Dabei ist es nicht alleine der Pillen-knick und der schlechte Gesundheitszustand der Jugend, der mehr als 10 Prozent aller Wehrfähigen von vornherein ausscheidet. Gravierend wäre auch die vorgesehene unnotwendige Auflockerung des Zivildienstes, die einen weiteren großen Prozentsatz dorthin ausweichen läßt.

Mir stellt sich daher die Frage, wie Österreich häufig die Probleme der Landesverteidigung zufriedenstellend wird meistern können. Ich bin überzeugt, daß sich diese Frage nur dann langfristig lösen läßt, wenn der Schwerpunkt auf die geistige Landesverteidigung gelegt wird.
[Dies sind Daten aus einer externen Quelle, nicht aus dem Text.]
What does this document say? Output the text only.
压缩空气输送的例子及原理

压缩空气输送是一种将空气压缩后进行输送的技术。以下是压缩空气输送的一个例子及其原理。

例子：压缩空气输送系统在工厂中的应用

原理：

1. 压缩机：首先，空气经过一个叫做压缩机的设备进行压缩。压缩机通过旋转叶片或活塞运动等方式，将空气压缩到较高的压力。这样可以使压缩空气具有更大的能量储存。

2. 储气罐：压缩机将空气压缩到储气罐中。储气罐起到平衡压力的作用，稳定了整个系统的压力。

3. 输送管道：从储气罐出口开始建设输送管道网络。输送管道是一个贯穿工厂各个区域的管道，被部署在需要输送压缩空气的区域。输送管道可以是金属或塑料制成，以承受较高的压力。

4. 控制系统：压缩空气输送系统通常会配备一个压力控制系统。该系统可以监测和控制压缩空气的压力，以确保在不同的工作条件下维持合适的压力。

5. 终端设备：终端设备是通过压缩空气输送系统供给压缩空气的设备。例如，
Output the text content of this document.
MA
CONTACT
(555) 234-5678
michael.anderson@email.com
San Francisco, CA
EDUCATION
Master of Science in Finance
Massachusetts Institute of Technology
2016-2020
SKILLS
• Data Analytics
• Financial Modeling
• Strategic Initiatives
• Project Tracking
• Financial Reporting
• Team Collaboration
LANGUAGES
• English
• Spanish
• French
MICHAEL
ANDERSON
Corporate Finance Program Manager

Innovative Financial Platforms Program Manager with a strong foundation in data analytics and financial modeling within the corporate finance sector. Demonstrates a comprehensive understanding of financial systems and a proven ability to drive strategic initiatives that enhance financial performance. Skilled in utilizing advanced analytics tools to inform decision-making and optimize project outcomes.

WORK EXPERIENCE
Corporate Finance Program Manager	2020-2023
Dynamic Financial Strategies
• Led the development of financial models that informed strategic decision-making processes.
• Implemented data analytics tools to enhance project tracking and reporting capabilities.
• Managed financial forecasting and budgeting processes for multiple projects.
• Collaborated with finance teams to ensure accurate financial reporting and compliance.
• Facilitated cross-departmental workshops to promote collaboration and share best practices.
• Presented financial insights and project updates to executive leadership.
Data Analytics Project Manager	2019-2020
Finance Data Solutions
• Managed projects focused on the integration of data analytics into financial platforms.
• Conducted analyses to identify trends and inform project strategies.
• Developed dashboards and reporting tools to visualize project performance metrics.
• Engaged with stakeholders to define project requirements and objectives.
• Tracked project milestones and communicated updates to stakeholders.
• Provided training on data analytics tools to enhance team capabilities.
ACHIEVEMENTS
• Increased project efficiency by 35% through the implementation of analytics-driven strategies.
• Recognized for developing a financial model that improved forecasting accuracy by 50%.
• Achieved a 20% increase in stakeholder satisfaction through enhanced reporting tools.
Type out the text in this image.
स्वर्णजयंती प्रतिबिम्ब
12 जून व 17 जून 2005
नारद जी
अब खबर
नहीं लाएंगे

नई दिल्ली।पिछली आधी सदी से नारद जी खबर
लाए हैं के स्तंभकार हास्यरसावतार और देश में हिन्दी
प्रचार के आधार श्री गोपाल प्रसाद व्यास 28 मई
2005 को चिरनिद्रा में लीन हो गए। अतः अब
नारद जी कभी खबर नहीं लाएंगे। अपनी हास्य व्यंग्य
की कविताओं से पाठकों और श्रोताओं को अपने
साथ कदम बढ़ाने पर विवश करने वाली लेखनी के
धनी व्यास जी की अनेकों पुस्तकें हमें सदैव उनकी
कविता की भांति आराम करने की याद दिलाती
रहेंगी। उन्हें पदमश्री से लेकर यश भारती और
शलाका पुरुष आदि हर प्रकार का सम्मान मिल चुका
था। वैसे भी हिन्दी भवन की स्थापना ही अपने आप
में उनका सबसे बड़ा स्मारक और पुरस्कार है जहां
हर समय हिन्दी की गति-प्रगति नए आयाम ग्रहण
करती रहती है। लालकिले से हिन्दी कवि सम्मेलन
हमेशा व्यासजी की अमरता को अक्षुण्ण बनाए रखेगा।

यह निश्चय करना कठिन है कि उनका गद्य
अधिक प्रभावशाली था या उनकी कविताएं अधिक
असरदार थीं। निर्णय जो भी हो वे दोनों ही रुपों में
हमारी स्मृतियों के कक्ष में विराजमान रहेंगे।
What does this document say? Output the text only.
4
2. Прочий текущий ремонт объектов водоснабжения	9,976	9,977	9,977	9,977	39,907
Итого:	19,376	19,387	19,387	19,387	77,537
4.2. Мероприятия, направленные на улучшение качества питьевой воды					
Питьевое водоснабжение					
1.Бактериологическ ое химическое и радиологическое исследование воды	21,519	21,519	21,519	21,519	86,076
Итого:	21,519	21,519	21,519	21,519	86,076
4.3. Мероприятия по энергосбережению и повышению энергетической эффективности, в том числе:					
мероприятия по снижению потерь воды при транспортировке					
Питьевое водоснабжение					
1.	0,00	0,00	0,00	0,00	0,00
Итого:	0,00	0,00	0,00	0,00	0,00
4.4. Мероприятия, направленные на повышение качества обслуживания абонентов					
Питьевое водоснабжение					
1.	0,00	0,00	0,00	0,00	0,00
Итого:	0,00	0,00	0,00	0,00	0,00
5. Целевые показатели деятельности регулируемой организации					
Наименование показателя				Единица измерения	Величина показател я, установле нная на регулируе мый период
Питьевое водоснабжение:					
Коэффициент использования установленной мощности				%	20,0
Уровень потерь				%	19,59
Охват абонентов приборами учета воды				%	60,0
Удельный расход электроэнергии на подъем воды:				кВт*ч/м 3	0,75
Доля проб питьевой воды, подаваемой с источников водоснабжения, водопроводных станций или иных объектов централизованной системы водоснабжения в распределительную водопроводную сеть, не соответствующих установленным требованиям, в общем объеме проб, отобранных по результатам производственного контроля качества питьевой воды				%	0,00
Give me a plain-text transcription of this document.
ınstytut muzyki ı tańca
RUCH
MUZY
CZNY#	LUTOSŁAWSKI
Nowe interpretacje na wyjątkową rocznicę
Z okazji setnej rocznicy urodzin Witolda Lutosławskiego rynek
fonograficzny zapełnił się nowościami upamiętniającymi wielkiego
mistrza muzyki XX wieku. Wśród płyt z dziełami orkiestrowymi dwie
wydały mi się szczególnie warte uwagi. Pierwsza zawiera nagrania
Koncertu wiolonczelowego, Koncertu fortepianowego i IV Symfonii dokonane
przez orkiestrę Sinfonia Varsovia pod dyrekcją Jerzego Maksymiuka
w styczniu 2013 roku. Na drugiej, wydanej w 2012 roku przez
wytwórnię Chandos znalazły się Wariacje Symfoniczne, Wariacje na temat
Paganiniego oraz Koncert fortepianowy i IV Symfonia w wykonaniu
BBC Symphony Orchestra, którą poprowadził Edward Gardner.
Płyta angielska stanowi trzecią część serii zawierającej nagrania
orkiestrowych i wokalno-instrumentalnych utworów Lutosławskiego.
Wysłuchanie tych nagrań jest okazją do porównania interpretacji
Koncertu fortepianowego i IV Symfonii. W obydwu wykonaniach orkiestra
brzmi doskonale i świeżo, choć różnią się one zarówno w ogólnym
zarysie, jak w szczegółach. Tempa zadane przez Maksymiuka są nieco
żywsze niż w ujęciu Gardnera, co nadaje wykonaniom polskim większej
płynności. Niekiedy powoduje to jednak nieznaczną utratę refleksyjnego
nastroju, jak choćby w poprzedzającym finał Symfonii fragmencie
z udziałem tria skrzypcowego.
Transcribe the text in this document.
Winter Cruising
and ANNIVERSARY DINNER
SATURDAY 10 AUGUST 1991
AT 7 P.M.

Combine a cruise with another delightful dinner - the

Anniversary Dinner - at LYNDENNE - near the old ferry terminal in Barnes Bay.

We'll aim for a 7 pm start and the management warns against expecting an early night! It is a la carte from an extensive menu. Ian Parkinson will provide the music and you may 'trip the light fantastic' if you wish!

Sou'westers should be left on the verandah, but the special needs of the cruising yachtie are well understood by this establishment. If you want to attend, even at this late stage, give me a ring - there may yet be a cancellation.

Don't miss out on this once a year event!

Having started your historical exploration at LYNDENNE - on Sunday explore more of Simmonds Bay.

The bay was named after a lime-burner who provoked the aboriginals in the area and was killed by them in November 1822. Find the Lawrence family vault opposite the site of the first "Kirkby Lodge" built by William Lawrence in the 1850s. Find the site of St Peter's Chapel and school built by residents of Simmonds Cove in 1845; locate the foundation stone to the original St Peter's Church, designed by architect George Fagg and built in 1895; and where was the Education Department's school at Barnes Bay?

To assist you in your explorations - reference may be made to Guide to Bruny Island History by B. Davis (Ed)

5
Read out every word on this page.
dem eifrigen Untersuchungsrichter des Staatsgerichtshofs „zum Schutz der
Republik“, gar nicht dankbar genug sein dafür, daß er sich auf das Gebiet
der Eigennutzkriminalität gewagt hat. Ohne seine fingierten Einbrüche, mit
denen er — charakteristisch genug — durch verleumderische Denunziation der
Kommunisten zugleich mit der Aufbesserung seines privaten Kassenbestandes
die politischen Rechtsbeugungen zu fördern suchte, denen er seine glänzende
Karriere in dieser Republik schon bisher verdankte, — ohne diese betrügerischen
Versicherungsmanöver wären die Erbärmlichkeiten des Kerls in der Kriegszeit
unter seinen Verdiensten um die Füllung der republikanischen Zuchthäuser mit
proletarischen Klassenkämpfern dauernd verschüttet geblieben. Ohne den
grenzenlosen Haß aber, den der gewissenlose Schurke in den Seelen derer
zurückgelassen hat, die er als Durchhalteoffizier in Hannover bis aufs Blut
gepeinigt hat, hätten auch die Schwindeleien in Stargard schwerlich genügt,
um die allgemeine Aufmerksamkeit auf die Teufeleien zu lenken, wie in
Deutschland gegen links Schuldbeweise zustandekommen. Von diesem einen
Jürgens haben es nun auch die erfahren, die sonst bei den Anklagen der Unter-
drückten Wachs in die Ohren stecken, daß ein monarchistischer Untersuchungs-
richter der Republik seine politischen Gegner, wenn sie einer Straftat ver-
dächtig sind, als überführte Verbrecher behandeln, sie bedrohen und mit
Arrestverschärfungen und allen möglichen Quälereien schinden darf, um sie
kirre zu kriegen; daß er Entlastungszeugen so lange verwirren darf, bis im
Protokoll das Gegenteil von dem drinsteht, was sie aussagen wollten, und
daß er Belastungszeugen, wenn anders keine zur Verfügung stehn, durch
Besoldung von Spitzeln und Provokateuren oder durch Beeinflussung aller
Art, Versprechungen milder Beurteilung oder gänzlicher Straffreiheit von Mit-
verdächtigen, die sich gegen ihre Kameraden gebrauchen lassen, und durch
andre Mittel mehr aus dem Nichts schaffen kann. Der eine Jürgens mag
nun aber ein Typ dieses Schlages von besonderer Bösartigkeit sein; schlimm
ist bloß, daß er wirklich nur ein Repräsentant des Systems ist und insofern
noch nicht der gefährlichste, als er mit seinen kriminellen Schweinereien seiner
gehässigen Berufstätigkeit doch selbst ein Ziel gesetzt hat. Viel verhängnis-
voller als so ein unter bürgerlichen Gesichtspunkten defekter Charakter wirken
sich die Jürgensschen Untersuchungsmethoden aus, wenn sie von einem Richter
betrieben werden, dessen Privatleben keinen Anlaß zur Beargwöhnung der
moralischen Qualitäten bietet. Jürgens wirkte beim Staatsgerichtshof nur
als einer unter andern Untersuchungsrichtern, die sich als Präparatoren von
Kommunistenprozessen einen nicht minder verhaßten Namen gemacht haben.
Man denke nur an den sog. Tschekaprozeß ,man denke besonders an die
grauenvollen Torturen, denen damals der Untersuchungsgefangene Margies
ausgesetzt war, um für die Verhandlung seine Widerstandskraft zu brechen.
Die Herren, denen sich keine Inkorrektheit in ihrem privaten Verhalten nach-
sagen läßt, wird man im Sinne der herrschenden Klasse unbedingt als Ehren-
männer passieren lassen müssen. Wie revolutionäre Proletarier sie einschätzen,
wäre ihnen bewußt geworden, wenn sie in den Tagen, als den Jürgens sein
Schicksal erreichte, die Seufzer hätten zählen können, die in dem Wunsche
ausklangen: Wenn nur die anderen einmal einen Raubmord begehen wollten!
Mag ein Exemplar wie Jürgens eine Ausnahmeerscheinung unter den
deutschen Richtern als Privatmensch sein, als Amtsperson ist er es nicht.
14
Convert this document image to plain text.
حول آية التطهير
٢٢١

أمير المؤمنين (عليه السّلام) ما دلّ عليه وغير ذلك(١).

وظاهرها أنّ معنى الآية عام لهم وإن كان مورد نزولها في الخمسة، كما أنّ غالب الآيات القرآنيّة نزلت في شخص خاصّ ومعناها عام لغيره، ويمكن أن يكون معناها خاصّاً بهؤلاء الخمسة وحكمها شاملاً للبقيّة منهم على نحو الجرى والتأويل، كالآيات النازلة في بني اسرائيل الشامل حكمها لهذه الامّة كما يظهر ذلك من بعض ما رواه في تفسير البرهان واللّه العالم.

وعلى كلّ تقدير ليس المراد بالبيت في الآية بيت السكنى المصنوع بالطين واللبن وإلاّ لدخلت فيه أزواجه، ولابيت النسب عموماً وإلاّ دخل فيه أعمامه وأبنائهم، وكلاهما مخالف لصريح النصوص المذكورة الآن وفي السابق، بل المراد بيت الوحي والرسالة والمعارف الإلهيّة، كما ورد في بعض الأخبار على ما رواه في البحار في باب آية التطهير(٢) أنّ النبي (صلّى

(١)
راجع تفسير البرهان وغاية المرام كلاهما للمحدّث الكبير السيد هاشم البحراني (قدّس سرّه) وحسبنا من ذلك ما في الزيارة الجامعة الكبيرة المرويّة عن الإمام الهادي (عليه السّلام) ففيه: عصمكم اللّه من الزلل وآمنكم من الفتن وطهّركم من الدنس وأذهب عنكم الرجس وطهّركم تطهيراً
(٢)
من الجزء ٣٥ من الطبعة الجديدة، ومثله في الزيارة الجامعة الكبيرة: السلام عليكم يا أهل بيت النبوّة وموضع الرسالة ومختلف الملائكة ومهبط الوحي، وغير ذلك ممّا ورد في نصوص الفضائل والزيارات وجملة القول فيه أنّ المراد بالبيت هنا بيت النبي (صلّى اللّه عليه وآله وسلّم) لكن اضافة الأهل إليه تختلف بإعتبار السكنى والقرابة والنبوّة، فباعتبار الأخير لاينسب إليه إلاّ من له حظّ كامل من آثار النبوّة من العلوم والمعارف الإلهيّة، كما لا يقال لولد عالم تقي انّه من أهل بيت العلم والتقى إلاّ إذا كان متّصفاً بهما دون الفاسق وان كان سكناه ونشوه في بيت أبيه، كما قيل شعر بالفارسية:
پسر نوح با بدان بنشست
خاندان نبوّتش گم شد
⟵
Denn nur bei der notwendigen positiven Einstellung der Bevölkerung zum Bundesheer bzw. zur Landesverteidigung insgesamt, wird das Verständnis und eine breite Zustimmung zu finden sein, daß die Landesverteidigung auch etwas kostet.

Die politisch Verantwortlichen müssen sich endlich dazu durchringen, für die Landesverteidigung einen Budgetschwerpunkt zu setzen.